Unfortunately not. The Biden administration instead proposes a compromise with the fascist Republicans on the “question” of transgender rights.
A document published by the Department of Education on April 6, 2023, titled “FACT SHEET: U.S. Department of Education’s Proposed Change to its Title IX Regulations on Students’ Eligibility for Athletic Teams,” states the following:
The [Biden administration’s] proposed rule would establish that policies violate Title IX when they categorically ban transgender students from participating on sports teams consistent with their gender identity just because of who they are.
So far, so good. Except,
The proposed rule also recognizes that in some instances, particularly in competitive high school and college athletic environments, some schools may adopt policies that limit transgender students’ participation.
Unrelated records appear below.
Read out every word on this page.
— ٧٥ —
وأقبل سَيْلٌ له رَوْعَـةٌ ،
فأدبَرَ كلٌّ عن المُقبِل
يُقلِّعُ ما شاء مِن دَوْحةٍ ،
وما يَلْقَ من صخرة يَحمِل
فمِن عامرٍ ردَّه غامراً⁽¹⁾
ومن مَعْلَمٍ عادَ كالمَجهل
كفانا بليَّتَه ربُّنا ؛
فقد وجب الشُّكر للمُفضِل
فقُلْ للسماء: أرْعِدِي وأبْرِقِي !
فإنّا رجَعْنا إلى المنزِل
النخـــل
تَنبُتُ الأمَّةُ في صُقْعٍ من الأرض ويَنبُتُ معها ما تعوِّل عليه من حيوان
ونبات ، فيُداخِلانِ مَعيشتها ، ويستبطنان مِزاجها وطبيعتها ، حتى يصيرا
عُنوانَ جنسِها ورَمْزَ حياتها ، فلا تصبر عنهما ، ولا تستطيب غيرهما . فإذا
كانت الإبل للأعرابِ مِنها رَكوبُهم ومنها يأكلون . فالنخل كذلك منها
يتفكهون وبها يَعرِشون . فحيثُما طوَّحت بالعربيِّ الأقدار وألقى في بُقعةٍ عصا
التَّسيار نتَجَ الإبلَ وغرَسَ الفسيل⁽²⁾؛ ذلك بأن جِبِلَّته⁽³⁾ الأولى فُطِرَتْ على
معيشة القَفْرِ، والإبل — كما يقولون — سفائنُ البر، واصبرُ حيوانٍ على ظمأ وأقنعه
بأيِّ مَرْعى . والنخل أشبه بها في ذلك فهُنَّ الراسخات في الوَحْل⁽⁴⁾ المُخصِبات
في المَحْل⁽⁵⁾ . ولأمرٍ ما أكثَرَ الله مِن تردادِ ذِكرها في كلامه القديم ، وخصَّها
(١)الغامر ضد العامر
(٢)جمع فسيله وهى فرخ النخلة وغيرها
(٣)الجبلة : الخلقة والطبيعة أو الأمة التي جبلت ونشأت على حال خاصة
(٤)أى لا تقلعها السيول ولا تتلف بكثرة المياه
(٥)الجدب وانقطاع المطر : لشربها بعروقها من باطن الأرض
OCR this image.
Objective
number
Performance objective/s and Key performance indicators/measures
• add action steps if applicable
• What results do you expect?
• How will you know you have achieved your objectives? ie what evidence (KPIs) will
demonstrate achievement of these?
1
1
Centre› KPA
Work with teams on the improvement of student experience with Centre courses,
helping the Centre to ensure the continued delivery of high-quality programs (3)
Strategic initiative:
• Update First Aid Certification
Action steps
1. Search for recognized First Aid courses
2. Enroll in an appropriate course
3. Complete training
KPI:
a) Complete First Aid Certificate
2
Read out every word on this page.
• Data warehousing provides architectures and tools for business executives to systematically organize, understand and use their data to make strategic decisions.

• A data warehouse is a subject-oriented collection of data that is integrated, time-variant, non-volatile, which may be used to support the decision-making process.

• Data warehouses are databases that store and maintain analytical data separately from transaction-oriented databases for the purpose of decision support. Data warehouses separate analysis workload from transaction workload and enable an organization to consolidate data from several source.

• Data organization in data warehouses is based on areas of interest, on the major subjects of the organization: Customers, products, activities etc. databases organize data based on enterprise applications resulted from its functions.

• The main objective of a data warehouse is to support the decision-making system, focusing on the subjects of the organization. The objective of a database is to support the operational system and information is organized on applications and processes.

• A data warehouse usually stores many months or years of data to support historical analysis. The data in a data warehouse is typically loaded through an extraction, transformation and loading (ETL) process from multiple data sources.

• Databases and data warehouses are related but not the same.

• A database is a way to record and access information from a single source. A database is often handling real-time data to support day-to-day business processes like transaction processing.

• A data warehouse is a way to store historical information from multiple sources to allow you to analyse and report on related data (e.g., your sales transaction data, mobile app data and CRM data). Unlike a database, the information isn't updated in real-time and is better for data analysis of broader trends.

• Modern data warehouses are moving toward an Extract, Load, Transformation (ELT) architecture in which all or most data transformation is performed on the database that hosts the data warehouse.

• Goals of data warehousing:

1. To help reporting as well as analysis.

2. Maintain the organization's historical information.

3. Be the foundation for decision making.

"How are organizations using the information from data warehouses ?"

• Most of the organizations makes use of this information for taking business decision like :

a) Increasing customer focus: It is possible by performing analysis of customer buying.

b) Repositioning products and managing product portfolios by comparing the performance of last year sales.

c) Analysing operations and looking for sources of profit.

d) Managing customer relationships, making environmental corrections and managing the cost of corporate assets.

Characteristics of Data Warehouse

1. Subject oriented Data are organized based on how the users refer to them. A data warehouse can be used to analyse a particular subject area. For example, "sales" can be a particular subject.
The proposed rule would … [give] schools the flexibility to develop their own participation policies.
This is a highly euphemistic, weasley way to say that, under the Biden administration’s proposed Title IX rules, “in some instances,” schools will be allowed to discriminate against transgender students. The proposed regulation reads:
If a [Federal Government-funded school] adopts or applies sex-related criteria that would limit or deny a student’s eligibility to participate on a male or female team consistent with their gender identity [i.e., more correctly, “that would discriminate against transgender students”], such criteria must, for each sport, level of competition, and grade or education level: (i) be substantially related to the achievement of an important educational objective, and (ii) minimize harms to students whose opportunity to participate on a male or female team consistent with their gender identity would be limited or denied.
What this complicated jumble of words means, what the Biden administration is really proposing, practically and bluntly speaking, is this: Discrimination against transgender students in schools is permitted, so long as the school officials are nice about it.
So much for the “most pro-LGBT presidential administration in U.S. history” — as some gullible liberals have lauded Biden. So much for the “party of LGBT rights.”
What we really have is the party of “compromise” — compromise with fascism. What we really have, in the Democratic Party, is the left-wing of U.S. fascism — a left-wing that continually makes overtures to the extreme-right, that routinely sells out the most oppressed for momentary bumps in opinion polls, and that, in the long-run, serves only to consolidate the rise of U.S. fascism in its most brutal, militaristic, terroristic form.
Our only response to the Biden administration’s half-measured, two-faced, compromised “protections” of transgender rights must be an emphatic “Not good enough!”
We must always demand more. We must demand full equality before the law, full and unequivocal legal protections for transgender people, absolute guarantees for our civil liberties. We must demand no compromises with fascism.
And we must not ask nicely. We must rid ourselves of the illusion that we can “vote in” the change we need; we must dispense with the idea that “our” representatives will listen to us, if only we call their offices and write them “firm, but polite” letters.
Comrade Assata Shakur rightly said, “Nobody in the world, nobody in history, has ever gotten their freedom by appealing to the moral sense of the people who were oppressing them.”
No, we must win our demands from our oppressors. We must force them to concede to popular will. Pleading will accomplish nothing. We must speak with the force of the only language our oppressors understand — the language of the unheard oppressed, of mass demonstrations, boycotts, occupations, and more. We must speak the language of organized mass political struggle, and we must not relent until our popular demands are met in full.
Only then will the civil rights and liberties of transgender people be converted from a political ideal to a political reality. Only then will we win the justice we seek.